Wuhan Iron and Steel signed an agreement with Australian Centrex Metals Ltd (CXM) last week to jointly develop iron ore mines in southern Australia. It announced a plan in April to build a steel plant in Brazil. The company has set up two overseas resource investment companies in Canada and Austria.
Other domestic mills have also stepped up efforts to tap into markets with abundant mines, such as Africa, South America and the Middle East. Anshan Iron and Steel Group plans to build four deformed steel bar plants and one electric steel mill with a US-based mill.
"The resource monopoly places world steel mills in a weak position in iron ore talks with the three major global miners [BHP Billiton, Rio Tinto and Vale]. Multiple iron ore sources will surely improve the current situation," Ma Zhongpu, chief analyst with the steel research company Umetal, told the Global Times.
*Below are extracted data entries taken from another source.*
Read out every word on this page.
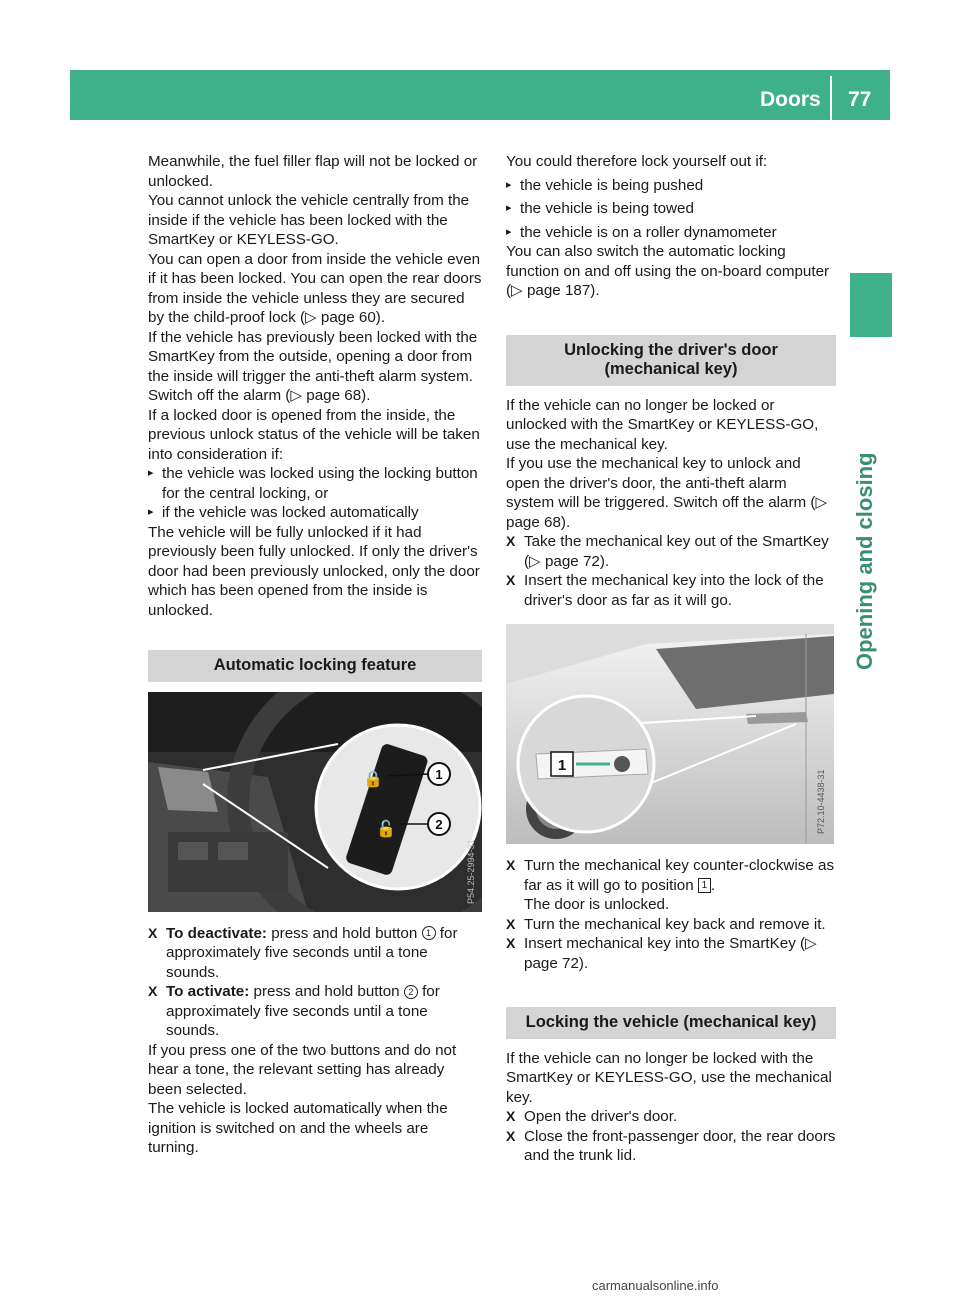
Doors 77
Opening and closing

Meanwhile, the fuel filler flap will not be locked or unlocked.

You cannot unlock the vehicle centrally from the inside if the vehicle has been locked with the SmartKey or KEYLESS-GO.

You can open a door from inside the vehicle even if it has been locked. You can open the rear doors from inside the vehicle unless they are secured by the child-proof lock (▷ page 60).

If the vehicle has previously been locked with the SmartKey from the outside, opening a door from the inside will trigger the anti-theft alarm system. Switch off the alarm (▷ page 68).

If a locked door is opened from the inside, the previous unlock status of the vehicle will be taken into consideration if:

▸ the vehicle was locked using the locking button for the central locking, or

▸ if the vehicle was locked automatically

The vehicle will be fully unlocked if it had previously been fully unlocked. If only the driver's door had been previously unlocked, only the door which has been opened from the inside is unlocked.

Automatic locking feature
🔒
🔓
1
2
P54.25-2994-31

X To deactivate: press and hold button 1 for approximately five seconds until a tone sounds.

X To activate: press and hold button 2 for approximately five seconds until a tone sounds.

If you press one of the two buttons and do not hear a tone, the relevant setting has already been selected.

The vehicle is locked automatically when the ignition is switched on and the wheels are turning.

You could therefore lock yourself out if:

▸ the vehicle is being pushed

▸ the vehicle is being towed

▸ the vehicle is on a roller dynamometer

You can also switch the automatic locking function on and off using the on-board computer (▷ page 187).

Unlocking the driver's door (mechanical key)

If the vehicle can no longer be locked or unlocked with the SmartKey or KEYLESS-GO, use the mechanical key.

If you use the mechanical key to unlock and open the driver's door, the anti-theft alarm system will be triggered. Switch off the alarm (▷ page 68).

X Take the mechanical key out of the SmartKey (▷ page 72).

X Insert the mechanical key into the lock of the driver's door as far as it will go.

1
P72.10-4438-31

X Turn the mechanical key counter-clockwise as far as it will go to position 1 .
The door is unlocked.

X Turn the mechanical key back and remove it.

X Insert mechanical key into the SmartKey (▷ page 72).

Locking the vehicle (mechanical key)

If the vehicle can no longer be locked with the SmartKey or KEYLESS-GO, use the mechanical key.

X Open the driver's door.

X Close the front-passenger door, the rear doors and the trunk lid.

carmanualsonline.info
The three miners have broken with 40 years of annual iron ore pricing tradition and are imposing a quarterly pricing system.
On Friday, many Chinese steel mills also received offers from Rio Tinto for free-on-board ore, with fine ore with a grade of 63.5 percent priced at $123 per ton and lump ore priced at $138 per ton. Free-on-board indicates a buyer pays the cost of marine shipping, insurance, transportation and unloading of the cargo. Buyers are fully responsible for the cargo after taking delivery.
The three miners are proposing prices of $160 per ton, including freight, in the third quarter.
Li Xinchuang, head of the Chinese Metallurgical Industry Research Institute, said Chinese steel mills should broaden their supply channels, but cau-tioned that mining cycles take a long time.
"It will take at least five years for iron ore in Liberia to feed Wuhan Iron and Steel, and its infrastructure, including ports and railways, is ready," Li said.
Li added the Madagascar mine will take more time to benefit the company due to its poor existing fundamental facilities.